The summer months are when your plant will be under enormous pressure through maintenance regimes and play. Help is needed to move air and water through the profile. My regime is to deep spike monthly throughout the summer. I also put a little bit of heave on the machine to create 'cracking' in the soil. I do this with a small 8mm tine, wide enough for a dressing to go into, but narrow enough to keep disruption to a minimum. It will allow oxygen to get to the roots when they need it most and relieve surface compaction.
The second procedure is topdressing or 'sanding'. To create and cut smooth greens, topdressing is a must. This will help to maintain tighter cuts. The conventional way of topdressing was to apply a 70/30 or 80/20 sand/soil mix. But a lot of people, myself included, are going away from using this type of mix and using straight sand. There are a number of reasons for this.
The first is cost. A sand/soil mix will cost around £20 per tonne more than straight sand from my supplier. When you are applying 200 tonnes per year, the saving is significant. Drainage is also a factor. The most important factor for cutting tight greens is to have a dry surface.

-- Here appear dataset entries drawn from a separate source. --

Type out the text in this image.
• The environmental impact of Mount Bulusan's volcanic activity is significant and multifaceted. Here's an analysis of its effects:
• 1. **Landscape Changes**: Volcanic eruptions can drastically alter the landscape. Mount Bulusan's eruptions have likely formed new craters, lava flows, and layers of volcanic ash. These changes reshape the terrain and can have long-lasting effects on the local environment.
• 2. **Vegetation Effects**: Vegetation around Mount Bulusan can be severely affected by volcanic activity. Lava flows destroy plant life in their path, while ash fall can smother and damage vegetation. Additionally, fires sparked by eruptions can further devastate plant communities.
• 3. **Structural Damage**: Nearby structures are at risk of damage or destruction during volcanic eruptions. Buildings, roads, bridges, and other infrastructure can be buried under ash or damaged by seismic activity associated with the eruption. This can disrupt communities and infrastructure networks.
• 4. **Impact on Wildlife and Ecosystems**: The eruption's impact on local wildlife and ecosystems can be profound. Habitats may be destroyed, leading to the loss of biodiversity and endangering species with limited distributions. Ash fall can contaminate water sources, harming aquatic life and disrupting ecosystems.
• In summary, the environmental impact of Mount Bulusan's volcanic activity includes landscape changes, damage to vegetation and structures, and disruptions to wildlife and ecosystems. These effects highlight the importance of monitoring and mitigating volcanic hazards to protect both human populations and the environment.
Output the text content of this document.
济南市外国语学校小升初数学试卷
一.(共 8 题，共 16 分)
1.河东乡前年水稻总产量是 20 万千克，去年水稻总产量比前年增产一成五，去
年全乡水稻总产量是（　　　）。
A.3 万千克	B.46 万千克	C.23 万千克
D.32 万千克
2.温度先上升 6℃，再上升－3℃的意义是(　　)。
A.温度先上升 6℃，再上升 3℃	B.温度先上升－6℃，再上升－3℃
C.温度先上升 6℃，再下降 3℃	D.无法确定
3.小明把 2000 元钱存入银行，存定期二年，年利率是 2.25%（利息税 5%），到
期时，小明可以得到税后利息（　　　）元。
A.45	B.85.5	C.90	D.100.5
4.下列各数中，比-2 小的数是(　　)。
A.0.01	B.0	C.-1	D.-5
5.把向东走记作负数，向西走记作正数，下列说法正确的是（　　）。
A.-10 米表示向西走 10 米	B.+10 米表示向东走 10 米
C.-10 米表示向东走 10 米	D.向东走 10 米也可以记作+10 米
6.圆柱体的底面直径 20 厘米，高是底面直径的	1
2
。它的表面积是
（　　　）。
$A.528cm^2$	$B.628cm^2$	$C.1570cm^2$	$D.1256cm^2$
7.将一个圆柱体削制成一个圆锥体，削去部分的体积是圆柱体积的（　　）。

By going with a pure sand dressing you will be creating a sandier rootzone with greater pore spaces for water and air to access roots. But, remember, the most important thing with topdressing is frequency. Ideally, light, fortnightly applications should be applied which will help to keep the surface firm.
The third procedure is verticutting. There has been a lot of debate about this operation over the last few years. The disturbance theory for one, has called for it to be reduced or even eliminated. I think this is a grave mistake. Verticutting a green aggressively and frequently will produce an upright plant.
This will allow the ball to roll across it with minimal friction. When verticutting is decreased, the plant is allowed to grow laterally and drag or 'nap' will affect the ball roll.
Major equipment manufacturing companies are now encouraging grooming in place of verti-cutting, but their motives may have more to do with sales than exciting golf.
By grooming frequently, the height can remain higher thus easing the sustainability risk. But the problem with grooming is that it puts a lot of stress on the outside or perimeter cut of the green and, in my opinion, grooming should never be substituted for verti-cutting.
A further problem with reducing the verticutting regime is that it will increase the thatch build up in the top surface. This again will cause the green to become 'nappy' and cause drag on the ball roll.
By putting the emphasis on the three procedures above greenkeepers can move toward a course regime that can sustain a low cut. A well maintained fast green produces the best ball roll and, to achieve this, the height of cut must be low. A poa or bent based green cut at 4mm will not produce a fast ball roll unless additional practices such as rolling and double cutting are applied.
For everyday play this is not feasible or healthy and, if greenkeepers were to do this regularly, it would place the grass plant under even more stress. By cutting at 2mm, you will be able to keep the greens speed fast each day with much less plant stress.
So what will all this do for the greenkeeper's health? Maintaining surfaces that customers want will decrease your stress levels. Contrary to what many people believe, you won't be making a rod for your own back. You can increase membership and societies which will, in turn, increase the clubs revenue. Forgive the pun, but there really could be a short cut to better golf.